UFES/HUCAM - Hospital Universitário Cassiano Antônio Moraes - Vitória (ES) — Prova 2020
Paciente de 60 anos, classe social baixa, tabagista 60 anos/maço, 60kg, previamente hígida, relata início de quadro de epigastralgia atípica, sem irradiação, associado a hiporexia, plenitude pós prandial e anemia de difícil controle, de início há cerca de 06 meses, com emagrecimento de 06 kg. Nega relação da dor com atividade física. Ao exame, hipocorada, emagrecida, sem massas ou visceromegalias palpáveis, restante do exame físico normal. Diante do quadro clínico e principal suspeita diagnóstica, qual o exame complementar inicial a ser solicitado?
Idoso + epigastralgia atípica + anemia + emagrecimento → EDA (suspeita câncer gástrico).
Em pacientes idosos com sintomas dispépticos atípicos, anemia e perda de peso, a suspeita de neoplasia gástrica é alta.
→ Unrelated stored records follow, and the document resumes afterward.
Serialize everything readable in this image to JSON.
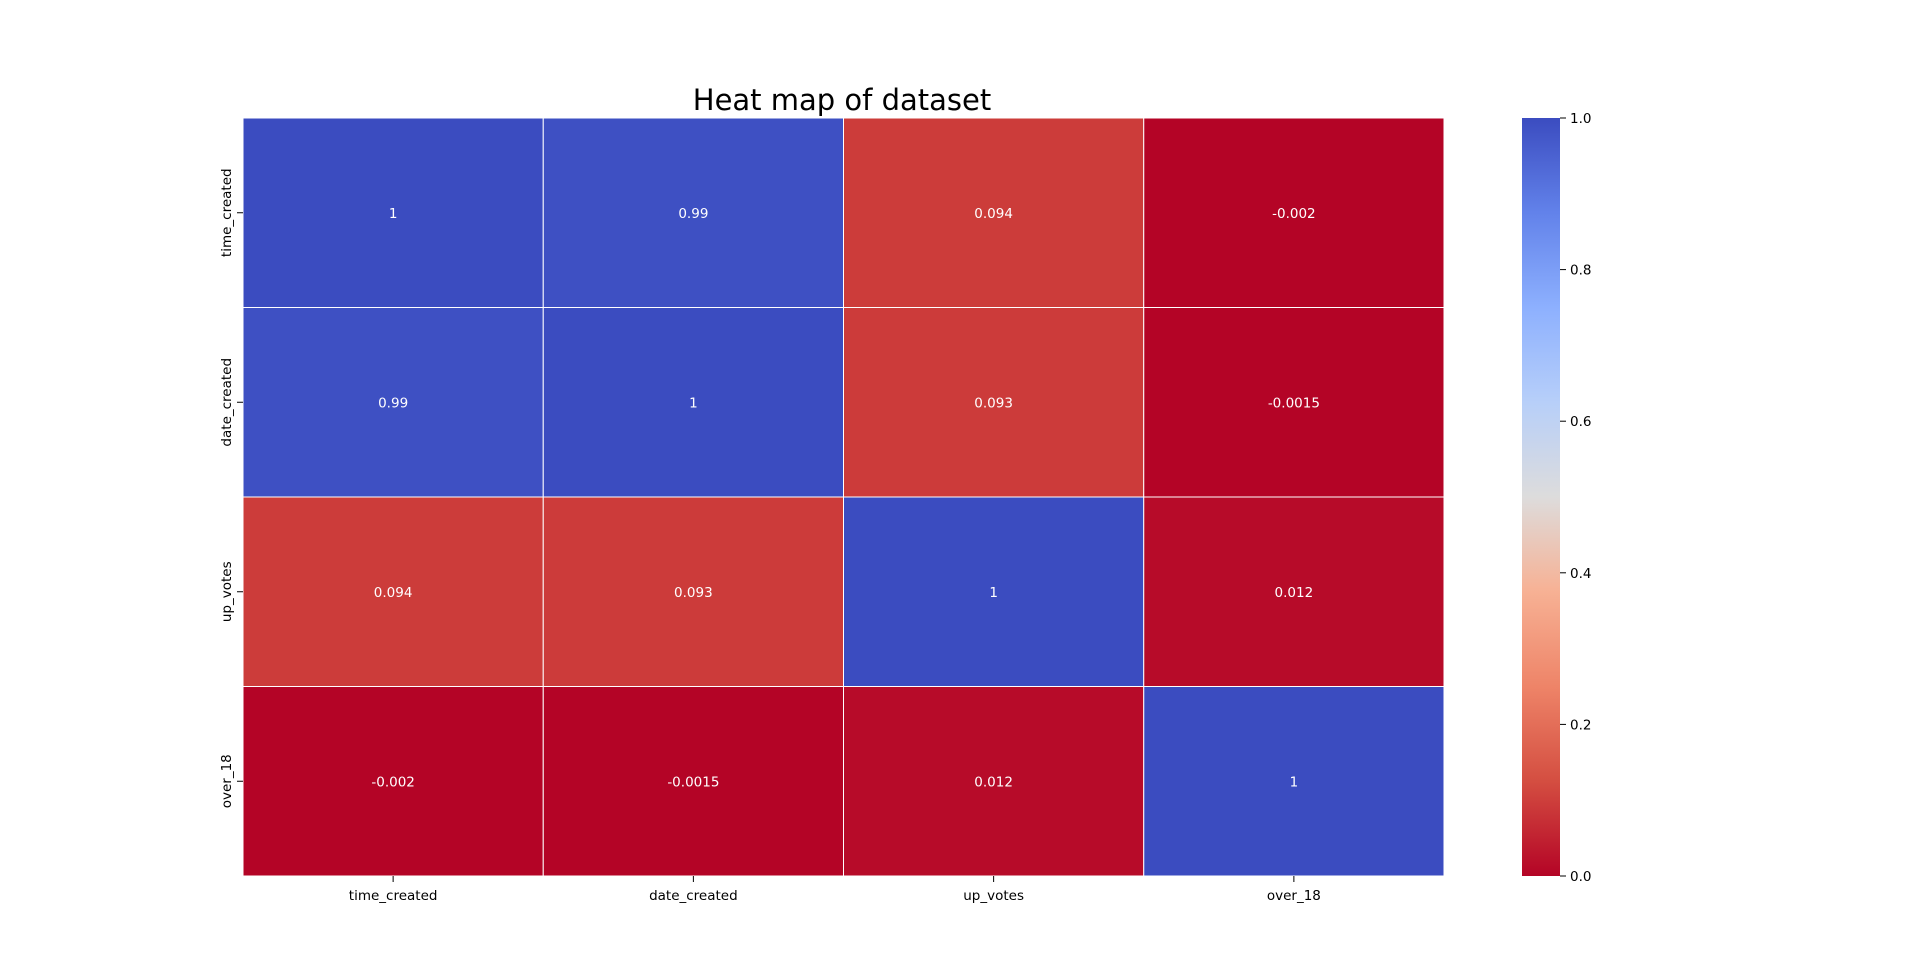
{
  "chart_data": {
    "type": "heatmap",
    "title": "Heat map of dataset",
    "x_labels": [
      "time_created",
      "date_created",
      "up_votes",
      "over_18"
    ],
    "y_labels": [
      "time_created",
      "date_created",
      "up_votes",
      "over_18"
    ],
    "values": [
      [
        1,
        0.99,
        0.094,
        -0.002
      ],
      [
        0.99,
        1,
        0.093,
        -0.0015
      ],
      [
        0.094,
        0.093,
        1,
        0.012
      ],
      [
        -0.002,
        -0.0015,
        0.012,
        1
      ]
    ],
    "annotations": [
      [
        "1",
        "0.99",
        "0.094",
        "-0.002"
      ],
      [
        "0.99",
        "1",
        "0.093",
        "-0.0015"
      ],
      [
        "0.094",
        "0.093",
        "1",
        "0.012"
      ],
      [
        "-0.002",
        "-0.0015",
        "0.012",
        "1"
      ]
    ],
    "colormap": "coolwarm_r",
    "colorbar": {
      "range": [
        0.0,
        1.0
      ],
      "ticks": [
        "0.0",
        "0.2",
        "0.4",
        "0.6",
        "0.8",
        "1.0"
      ]
    },
    "grid": false
  },
  "colors": {
    "low": "#b40426",
    "mid": "#dddcdc",
    "high": "#3b4cc0",
    "cell_text": "#ffffff",
    "gridline": "#ffffff"
  }
}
A Endoscopia Digestiva Alta (EDA) é o exame inicial de escolha, pois permite visualizar a mucosa, realizar biópsias e confirmar o diagnóstico histopatológico.
O câncer gástrico é uma neoplasia maligna com alta prevalência e mortalidade, especialmente em pacientes idosos e com fatores de risco como tabagismo, baixo nível socioeconômico e dieta inadequada. A apresentação clínica inicial pode ser insidiosa e inespecífica, com sintomas dispépticos atípicos, o que frequentemente atrasa o diagnóstico. No entanto, a presença de 'sinais de alarme' deve sempre levantar a suspeita de malignidade e impulsionar uma investigação mais aprofundada. Neste caso, a paciente de 60 anos, tabagista pesada, com epigastralgia atípica, hiporexia, plenitude pós-prandial, anemia de difícil controle e emagrecimento de 6 kg em 6 meses, apresenta um quadro altamente sugestivo de câncer gástrico. A anemia e o emagrecimento são sinais de alarme clássicos que indicam a necessidade de exclusão de neoplasia maligna do trato gastrointestinal superior. Diante dessa suspeita, o exame complementar inicial de escolha é a Endoscopia Digestiva Alta (EDA). A EDA permite a visualização direta da mucosa esofágica, gástrica e duodenal, a identificação de lesões suspeitas (úlceras, massas, infiltrados) e a realização de biópsias para análise histopatológica, que é o padrão-ouro para o diagnóstico definitivo do câncer gástrico. Outros exames, como TC ou USG de abdome, são úteis para estadiamento após o diagnóstico, mas não são o exame inicial para a investigação da causa dos sintomas.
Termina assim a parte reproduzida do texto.